Из трех глубоких резаных ран выглядывали кишки. В широко раскрытых карих глазах еще теплился огонек жизни, и она гадала, вспомнил ли он ее тоже. Потом его глаза опустели, и в них отразилось только пламя пожара. Последний раз он смеялся на этой стороне ада. Она надеялась, что ему будет над чем посмеяться на другой стороне, когда Смерть вынесет ему свой приговор.
Она бережно опустила его голову и снова встала на ноги, морщась от боли, обжигавшей плечо. Одно за другим она стала осматривать тела, валявшиеся на улицах и дворах, между несколькими еще не упавшими домами.
Терлика среди них не было.
Позади нее рухнула стена. Вздрогнув, она отскочила и тут же вскрикнула, чувствуя свое плечо. Искры и дым устремились вверх и затем опустились вниз, получился искрящийся дождь внутри обычного дождя. Она разглядела, что из-под горящих обломков торчали ноги двух трупов, которые она только что осмотрела.
Так вот почему, с грустью осознала она, ей так и не удалось найти своего друга. Должно быть, Терлик так же лежит где-то, погребенный под пылающими руинами. Она не знала его настолько хорошо, чтобы лить слезы. А может, она просто слишком измучена, слишком больна. Но что-то внутри у нее окаменело и похолодело. Терлик признался, что любит ее, и вот теперь он умер.
Еще один долг причитается с Ороладиана.
Всем нутром она ощутила, как ее переполняет гнев. Я доберусь до тебя, колдун. Она медленно побрела по дороге, пробираясь между мертвыми телами. Дождь беспощадно хлестал по лицу, запахи обуглившихся камней, горящего дерева и обуглившегося мяса изводили ее. Она прошла через весь город, вышла из него и продолжала идти по безрадостной равнине. Каждый шаг давался ей с неимоверным трудом, но она не уставала повторять свою клятву: Я доберусь до тебя! Я доберусь!
Впереди она заметила тот самый холм, где они с Терликом провели вместе несколько спокойных часов перед битвой. Вдруг в небе послышался сухой треск несильного грома, треск повторился. Ночь раскололась над холмом, когда зеленовато-синяя молния пугающей силы разорвала темноту, синей вспышкой высветив землю.

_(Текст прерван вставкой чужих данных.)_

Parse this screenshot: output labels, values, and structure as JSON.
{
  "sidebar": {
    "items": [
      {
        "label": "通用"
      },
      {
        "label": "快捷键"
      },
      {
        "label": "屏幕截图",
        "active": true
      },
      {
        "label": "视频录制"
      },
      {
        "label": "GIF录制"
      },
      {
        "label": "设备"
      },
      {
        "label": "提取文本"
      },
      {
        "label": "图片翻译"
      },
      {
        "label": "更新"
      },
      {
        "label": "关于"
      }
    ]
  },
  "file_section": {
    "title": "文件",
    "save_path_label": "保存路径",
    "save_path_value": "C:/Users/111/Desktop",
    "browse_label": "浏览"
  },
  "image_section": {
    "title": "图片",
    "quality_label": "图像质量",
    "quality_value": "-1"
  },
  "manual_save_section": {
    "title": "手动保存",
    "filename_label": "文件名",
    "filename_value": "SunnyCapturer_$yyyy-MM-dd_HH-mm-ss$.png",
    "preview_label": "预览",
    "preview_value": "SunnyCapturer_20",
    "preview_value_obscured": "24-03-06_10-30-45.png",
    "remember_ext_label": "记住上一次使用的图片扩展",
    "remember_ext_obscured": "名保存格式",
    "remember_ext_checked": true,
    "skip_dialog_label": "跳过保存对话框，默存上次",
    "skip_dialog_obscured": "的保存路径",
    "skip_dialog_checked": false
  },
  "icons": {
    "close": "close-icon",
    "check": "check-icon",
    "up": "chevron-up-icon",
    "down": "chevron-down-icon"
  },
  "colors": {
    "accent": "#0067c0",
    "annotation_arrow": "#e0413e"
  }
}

Стужа сразу же поднесла руку к глазам, чтобы защитить их, но все равно яркий свет ослепил ее.
Затем она почувствовала, как почва дрожит от ударов. Неземной клич протрубил издалека, такой знакомый клич. Сердце ее бешено заколотилось, она смотрела во все глаза, пытаясь понять, откуда он доносится. С холма! Она побежала, прихрамывая, забыв о боли.
Ритмичная пульсация земли становилась все сильнее и ближе.
Она притормозила, затаив дыхание, пораженная сказочным зрелищем. Две пылающие точки неслись в ночи, оставляя за собой красно-оранжевые шлейфы. Это его глаза, она узнала их, или то, что служит ему глазами. Ее дух воспрянул; она возликовала, стала кричать и звать его по имени, чувствуя, как быстро приближаются к ней эти глаза и ровный топот огромных копыт.
Черная тень мчалась сквозь еще более черную мглу. Дикая грива развевалась на ветру. Между таинственным светом глаз поблескивал темный острый выступ, длиной с ее руку.
Зверь с шумом остановился перед ней, поднимая копытами грязь и пучки травы. Встал на дыбы и снова издал свой клич так, как не может ни одно другое существо на всем белом свете.
Потом он успокоился, взглянул на нее и фыркнул. Робко, почти играя, он придвинулся к ней ближе, подставил свой рог ей под руку и уткнулся носом в ее бок. Стало больно, но ей было все равно. Стужа порывисто обхватила руками его шею и изо всех сил обняла, роняя слезы в спутанную гриву.
Единорог стоял совершенно спокойно, и пламя в его глазах уменьшило свой накал.
— Ашур! — шептала она, не веря себе, боясь отпустить его. Столь многое было отнято у нее в последнее время. И наконец-то к ней вернулось то, что она утратила когда-то. — Ашур!